Early in my career on the Athens City Council, I took on the job of reforming the Athens school system, a job nobody else was eager to take on because it appeared so thankless. Years later, to successfully organize the Games, I once again had to see an opportunity where others saw only the likelihood of failure.

I don’t agree with the notion that women should lead or manage in a gentler, more nurturing way than men do. Tell that to Golda Meir, or to Margaret Thatcher. I believe that women should be free to pursue their ambitions the same way that men do.

I believe that a woman can be most effective by using all of her gifts – not just the ones she shares with her male colleagues. A woman should use her strength, her intelligence, and yes, her beauty, her charm, and her feminine intuition. This is a pragmatic judgment, not a moral one. Believe me, when I needed to persuade, motivate, or manipulate others, especially men, into doing what was required, I used all of my weapons and gifts. Well, all but one!

If I had to cry, I would cry. If I had to flatter a man, I would do that.

I would walk into someone’s office and say, “You are the only one in Greece who can do this. Your country will owe you an extraordinary debt of gratitude.” Then I would pose for a photo op to make sure that they would see their picture on the news. That usually worked.

A Long Journey

Women have already come a long way. Only men could compete in the Olympic Games during ancient times. Only men competed at the birth of the modern Olympics, in 1896.

Over a hundred years later, I was so proud to see Greece host a modern and successful Olympic Games in 2004. For the first time in history, women were competing in Olympia, at the birthplace of the Olympics. And they did it at an Olympics organized by a woman.
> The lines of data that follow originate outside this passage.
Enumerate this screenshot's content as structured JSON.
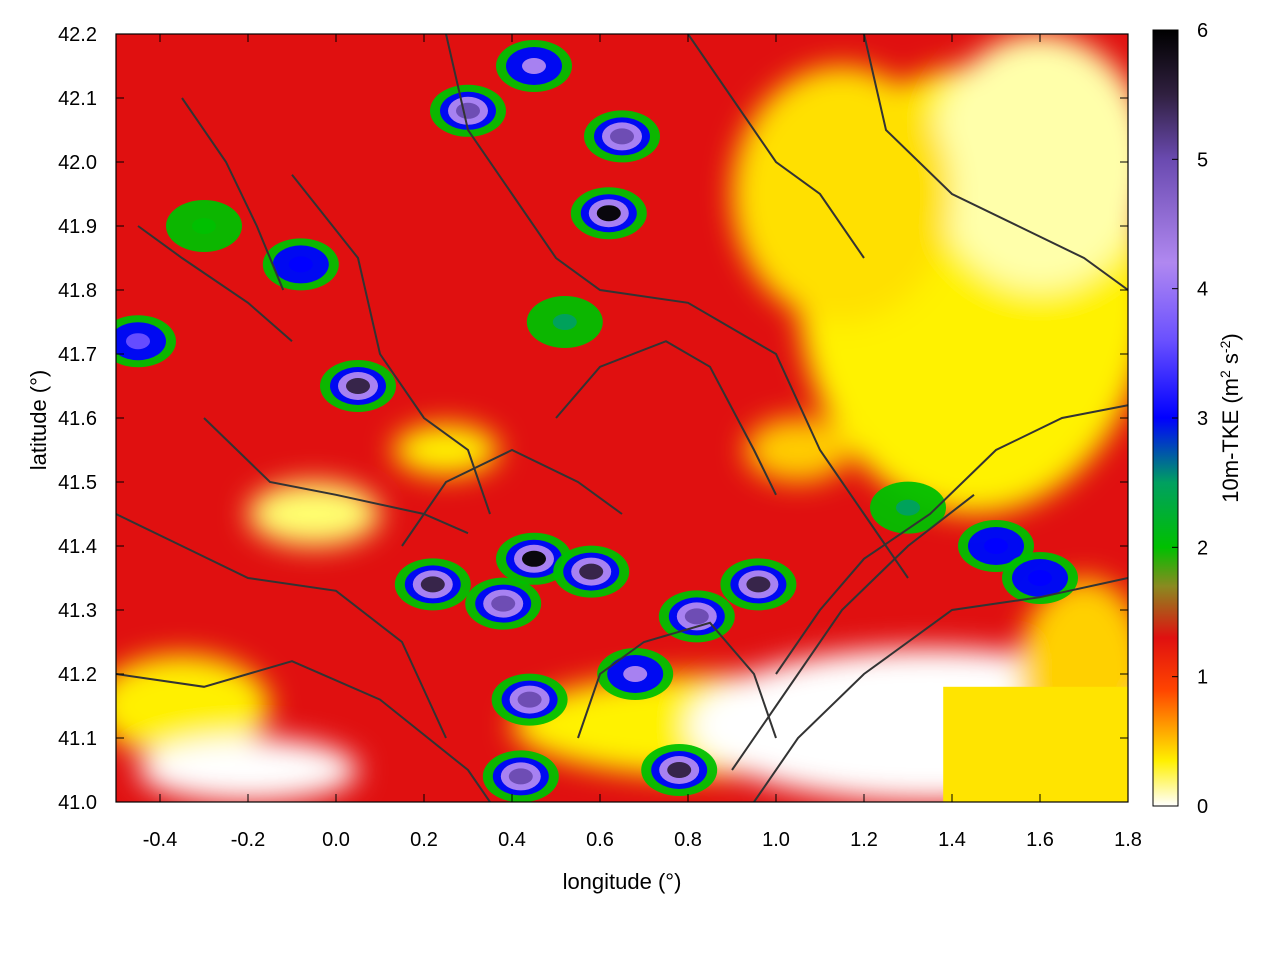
{
  "chart_data": {
    "type": "heatmap",
    "title": "",
    "xlabel": "longitude (°)",
    "ylabel": "latitude (°)",
    "colorbar_label_parts": [
      "10m-TKE (m",
      "2",
      " s",
      "-2",
      ")"
    ],
    "xlim": [
      -0.5,
      1.8
    ],
    "ylim": [
      41.0,
      42.2
    ],
    "x_ticks": [
      -0.4,
      -0.2,
      0.0,
      0.2,
      0.4,
      0.6,
      0.8,
      1.0,
      1.2,
      1.4,
      1.6,
      1.8
    ],
    "x_tick_labels": [
      "-0.4",
      "-0.2",
      "0.0",
      "0.2",
      "0.4",
      "0.6",
      "0.8",
      "1.0",
      "1.2",
      "1.4",
      "1.6",
      "1.8"
    ],
    "y_ticks": [
      41.0,
      41.1,
      41.2,
      41.3,
      41.4,
      41.5,
      41.6,
      41.7,
      41.8,
      41.9,
      42.0,
      42.1,
      42.2
    ],
    "y_tick_labels": [
      "41.0",
      "41.1",
      "41.2",
      "41.3",
      "41.4",
      "41.5",
      "41.6",
      "41.7",
      "41.8",
      "41.9",
      "42.0",
      "42.1",
      "42.2"
    ],
    "colorbar_range": [
      0,
      6
    ],
    "colorbar_ticks": [
      0,
      1,
      2,
      3,
      4,
      5,
      6
    ],
    "colorbar_tick_labels": [
      "0",
      "1",
      "2",
      "3",
      "4",
      "5",
      "6"
    ],
    "colormap": [
      {
        "value": 0.0,
        "color": "#ffffff"
      },
      {
        "value": 0.35,
        "color": "#fff000"
      },
      {
        "value": 0.9,
        "color": "#ff4400"
      },
      {
        "value": 1.3,
        "color": "#e01010"
      },
      {
        "value": 1.7,
        "color": "#8a8a20"
      },
      {
        "value": 2.0,
        "color": "#00c000"
      },
      {
        "value": 2.5,
        "color": "#00a060"
      },
      {
        "value": 3.0,
        "color": "#0000ff"
      },
      {
        "value": 3.6,
        "color": "#6a50ff"
      },
      {
        "value": 4.2,
        "color": "#b088f0"
      },
      {
        "value": 5.0,
        "color": "#6a4ab0"
      },
      {
        "value": 5.5,
        "color": "#302040"
      },
      {
        "value": 6.0,
        "color": "#000000"
      }
    ],
    "contour_color": "#333333",
    "grid": false,
    "tke_features": [
      {
        "lon": 0.45,
        "lat": 41.38,
        "tke": 6.0
      },
      {
        "lon": 0.58,
        "lat": 41.36,
        "tke": 5.5
      },
      {
        "lon": 0.22,
        "lat": 41.34,
        "tke": 5.5
      },
      {
        "lon": 0.38,
        "lat": 41.31,
        "tke": 5.0
      },
      {
        "lon": 0.96,
        "lat": 41.34,
        "tke": 5.5
      },
      {
        "lon": 0.82,
        "lat": 41.29,
        "tke": 5.0
      },
      {
        "lon": 0.44,
        "lat": 41.16,
        "tke": 4.5
      },
      {
        "lon": 0.68,
        "lat": 41.2,
        "tke": 4.0
      },
      {
        "lon": 0.78,
        "lat": 41.05,
        "tke": 5.5
      },
      {
        "lon": 0.42,
        "lat": 41.04,
        "tke": 5.0
      },
      {
        "lon": 0.65,
        "lat": 42.04,
        "tke": 5.0
      },
      {
        "lon": 0.62,
        "lat": 41.92,
        "tke": 6.0
      },
      {
        "lon": 0.3,
        "lat": 42.08,
        "tke": 4.5
      },
      {
        "lon": 0.45,
        "lat": 42.15,
        "tke": 4.0
      },
      {
        "lon": 0.05,
        "lat": 41.65,
        "tke": 5.5
      },
      {
        "lon": -0.08,
        "lat": 41.84,
        "tke": 3.0
      },
      {
        "lon": -0.3,
        "lat": 41.9,
        "tke": 2.0
      },
      {
        "lon": 0.52,
        "lat": 41.75,
        "tke": 2.5
      },
      {
        "lon": 1.5,
        "lat": 41.4,
        "tke": 3.0
      },
      {
        "lon": 1.6,
        "lat": 41.35,
        "tke": 3.0
      },
      {
        "lon": -0.45,
        "lat": 41.72,
        "tke": 3.5
      },
      {
        "lon": 1.3,
        "lat": 41.46,
        "tke": 2.5
      }
    ]
  }
}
Seeing opportunity where others see only risk, being bold, being persistent, being confident in our abilities – this is how we will break glass ceilings, fulfill our own potential, and improve the world.
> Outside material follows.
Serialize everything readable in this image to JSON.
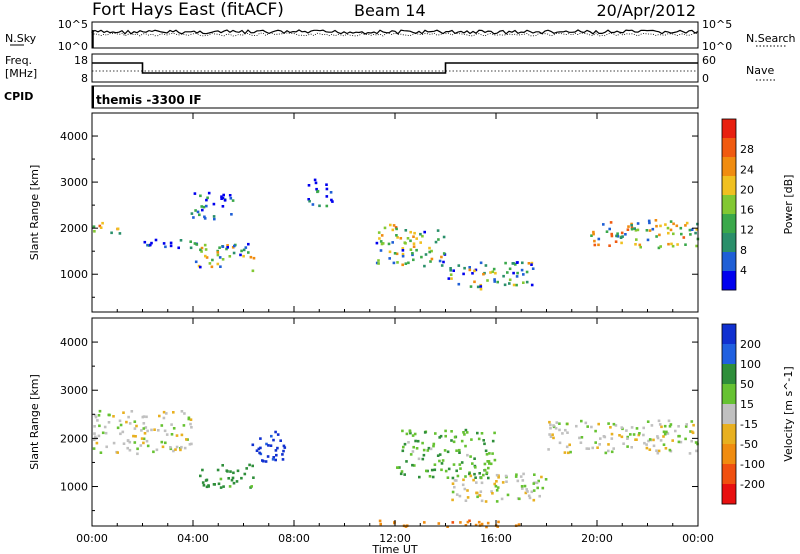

Gianna Angelopoulos-Daskalaki is an Olympic organizer, ambassador of the Greek state, lawyer, and former parliamentarian. Today, Ambassador Angelopoulos-Daskalaki serves as vice-chairman of the Dean’s Council of the Harvard Kennedy School and is a supporter of the Clinton Global Initiative. She is the author of the best-selling memoir, My Greek Drama: Life, Love, and One Woman’s Olympic Effort to Bring Glory to Her Country.